The issue of election denialism has challenged the system in unpredictable ways. In some cases earlier this year, Democrats even promoted some far-right election deniers in Republican primaries in a calculated effort to elevate what they presumed would be weaker opponents for the fall general election. Some Democrats complained that the strategy sent mixed messages and risked making it possible for election deniers to gain office.
While largely agreeing with the argument in Biden’s Wednesday night speech, not every Democrat thought it was helpful to make the address when candidates are trying to dance themselves from the president, whose approval ratings are in the mid-40s, and voters in polls are focused on issues like inflation as well as immigration, crime and abortion.
“Issues of democracy are hugely important at this moment and in next week’s election. Totally appropriate for @POTUS to address them,” David Axelrod, the former senior adviser to President Barack Obama, wrote on Twitter. “Still, as a matter of practical politics, I doubt many Ds in marginal races are eager for him to be on TV tonight.”
Republicans once again asserted that in criticising them for election denial, Biden was himself being divisive instead of the uniter he promised to be. “Desperate and dishonest,” the Republican National Committee said in a statement without waiting for the speech to be delivered. “Joe Biden promised unity but has instead demonised and smeared Americans, while making life more expensive for all.”
Biden has struggled with how frontally he should confront Trump’s followers and the election denialism he has fostered, reluctant on the one hand to allow his predecessor to dominate his own presidency while eager on the other hand to defend what he sees as a system under horic assault.
He has at times given forceful speeches lashing out at Trump and his allies, including last winter on the one-year anniversary of the Jan. 6 attack and again during a speech on Sept. 1 in Philadelphia when he denounced the former president and his “MAGA Republicans” for threatening “the very foundations of our Republic.”
Surveys show that voters across the ideological and political spectrum agree that American democracy is under threat but see it from radically different viewpoints: While liberals and many moderates view Trump as the danger, supporters of the former president see the true risk as Biden and policies that they say amount to socialism.
Either way, voters were far likelier to identify inflation and the economy as well as other issues as their top priorities over the future of democracy.
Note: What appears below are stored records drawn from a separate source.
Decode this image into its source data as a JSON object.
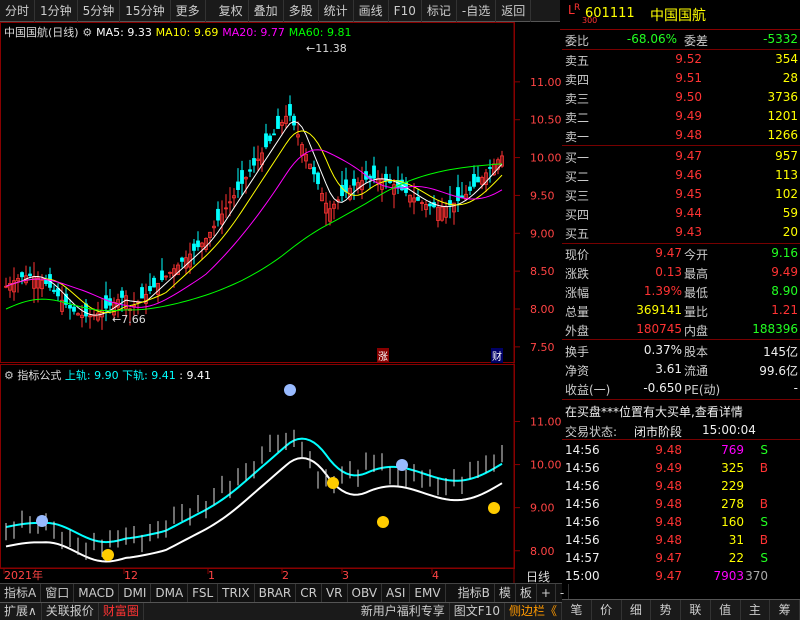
{
  "toolbar": [
    "分时",
    "1分钟",
    "5分钟",
    "15分钟",
    "更多",
    "复权",
    "叠加",
    "多股",
    "统计",
    "画线",
    "F10",
    "标记",
    "-自选",
    "返回"
  ],
  "stock": {
    "code": "601111",
    "name": "中国国航",
    "l_label": "L",
    "r_label": "R",
    "r_sub": "300"
  },
  "main_chart": {
    "title": "中国国航(日线)",
    "ma5": "MA5: 9.33",
    "ma10": "MA10: 9.69",
    "ma20": "MA20: 9.77",
    "ma60": "MA60: 9.81",
    "high_mark": "11.38",
    "low_mark": "7.66",
    "y_ticks": [
      "11.00",
      "10.50",
      "10.00",
      "9.50",
      "9.00",
      "8.50",
      "8.00",
      "7.50"
    ],
    "badge_zhang": "涨",
    "badge_cai": "财",
    "colors": {
      "ma5": "#ffffff",
      "ma10": "#ffff00",
      "ma20": "#ff00ff",
      "ma60": "#00ff00",
      "up": "#ff3333",
      "down": "#00ffff"
    }
  },
  "sub_chart": {
    "title": "指标公式",
    "upper": "上轨: 9.90",
    "lower": "下轨: 9.41",
    "value": ": 9.41",
    "y_ticks": [
      "11.00",
      "10.00",
      "9.00",
      "8.00"
    ]
  },
  "x_axis": {
    "labels": [
      "2021年",
      "12",
      "1",
      "2",
      "3",
      "4"
    ],
    "period": "日线"
  },
  "order_book": {
    "weibi_label": "委比",
    "weibi": "-68.06%",
    "weicha_label": "委差",
    "weicha": "-5332",
    "asks": [
      {
        "label": "卖五",
        "price": "9.52",
        "vol": "354"
      },
      {
        "label": "卖四",
        "price": "9.51",
        "vol": "28"
      },
      {
        "label": "卖三",
        "price": "9.50",
        "vol": "3736"
      },
      {
        "label": "卖二",
        "price": "9.49",
        "vol": "1201"
      },
      {
        "label": "卖一",
        "price": "9.48",
        "vol": "1266"
      }
    ],
    "bids": [
      {
        "label": "买一",
        "price": "9.47",
        "vol": "957"
      },
      {
        "label": "买二",
        "price": "9.46",
        "vol": "113"
      },
      {
        "label": "买三",
        "price": "9.45",
        "vol": "102"
      },
      {
        "label": "买四",
        "price": "9.44",
        "vol": "59"
      },
      {
        "label": "买五",
        "price": "9.43",
        "vol": "20"
      }
    ]
  },
  "quote": {
    "rows": [
      {
        "l1": "现价",
        "v1": "9.47",
        "l2": "今开",
        "v2": "9.16"
      },
      {
        "l1": "涨跌",
        "v1": "0.13",
        "l2": "最高",
        "v2": "9.49"
      },
      {
        "l1": "涨幅",
        "v1": "1.39%",
        "l2": "最低",
        "v2": "8.90"
      },
      {
        "l1": "总量",
        "v1": "369141",
        "l2": "量比",
        "v2": "1.21"
      },
      {
        "l1": "外盘",
        "v1": "180745",
        "l2": "内盘",
        "v2": "188396"
      }
    ],
    "rows2": [
      {
        "l1": "换手",
        "v1": "0.37%",
        "l2": "股本",
        "v2": "145亿"
      },
      {
        "l1": "净资",
        "v1": "3.61",
        "l2": "流通",
        "v2": "99.6亿"
      },
      {
        "l1": "收益(一)",
        "v1": "-0.650",
        "l2": "PE(动)",
        "v2": "-"
      }
    ],
    "notice": "在买盘***位置有大买单,查看详情",
    "status_label": "交易状态:",
    "status": "闭市阶段",
    "status_time": "15:00:04"
  },
  "ticks": [
    {
      "time": "14:56",
      "price": "9.48",
      "vol": "769",
      "bs": "S"
    },
    {
      "time": "14:56",
      "price": "9.49",
      "vol": "325",
      "bs": "B"
    },
    {
      "time": "14:56",
      "price": "9.48",
      "vol": "229",
      "bs": ""
    },
    {
      "time": "14:56",
      "price": "9.48",
      "vol": "278",
      "bs": "B"
    },
    {
      "time": "14:56",
      "price": "9.48",
      "vol": "160",
      "bs": "S"
    },
    {
      "time": "14:56",
      "price": "9.48",
      "vol": "31",
      "bs": "B"
    },
    {
      "time": "14:57",
      "price": "9.47",
      "vol": "22",
      "bs": "S"
    },
    {
      "time": "15:00",
      "price": "9.47",
      "vol": "7903",
      "bs": "370"
    }
  ],
  "bottom_tabs1": [
    "指标A",
    "窗口",
    "MACD",
    "DMI",
    "DMA",
    "FSL",
    "TRIX",
    "BRAR",
    "CR",
    "VR",
    "OBV",
    "ASI",
    "EMV",
    "",
    "指标B",
    "模",
    "板",
    "+",
    "-"
  ],
  "bottom_tabs2": [
    "扩展∧",
    "关联报价",
    "财富圈",
    "新用户福利专享",
    "图文F10",
    "侧边栏《"
  ],
  "right_tabs": [
    "笔",
    "价",
    "细",
    "势",
    "联",
    "值",
    "主",
    "筹"
  ]
}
In fact, according to a New York Times/Siena College poll, more than one-third of independent voters and even 12% of Democrats said they were open to supporting candidates who reject the legitimacy of the 2020 election.
Biden seemed almost to be arguing with those voters who were not, in his view, prioritising election legitimacy highly enough. Medicare, Social Security and the other issues were important, he said, “but there’s something else at stake: democracy itself.” He added: “We can’t pretend it’s just going to solve itself.”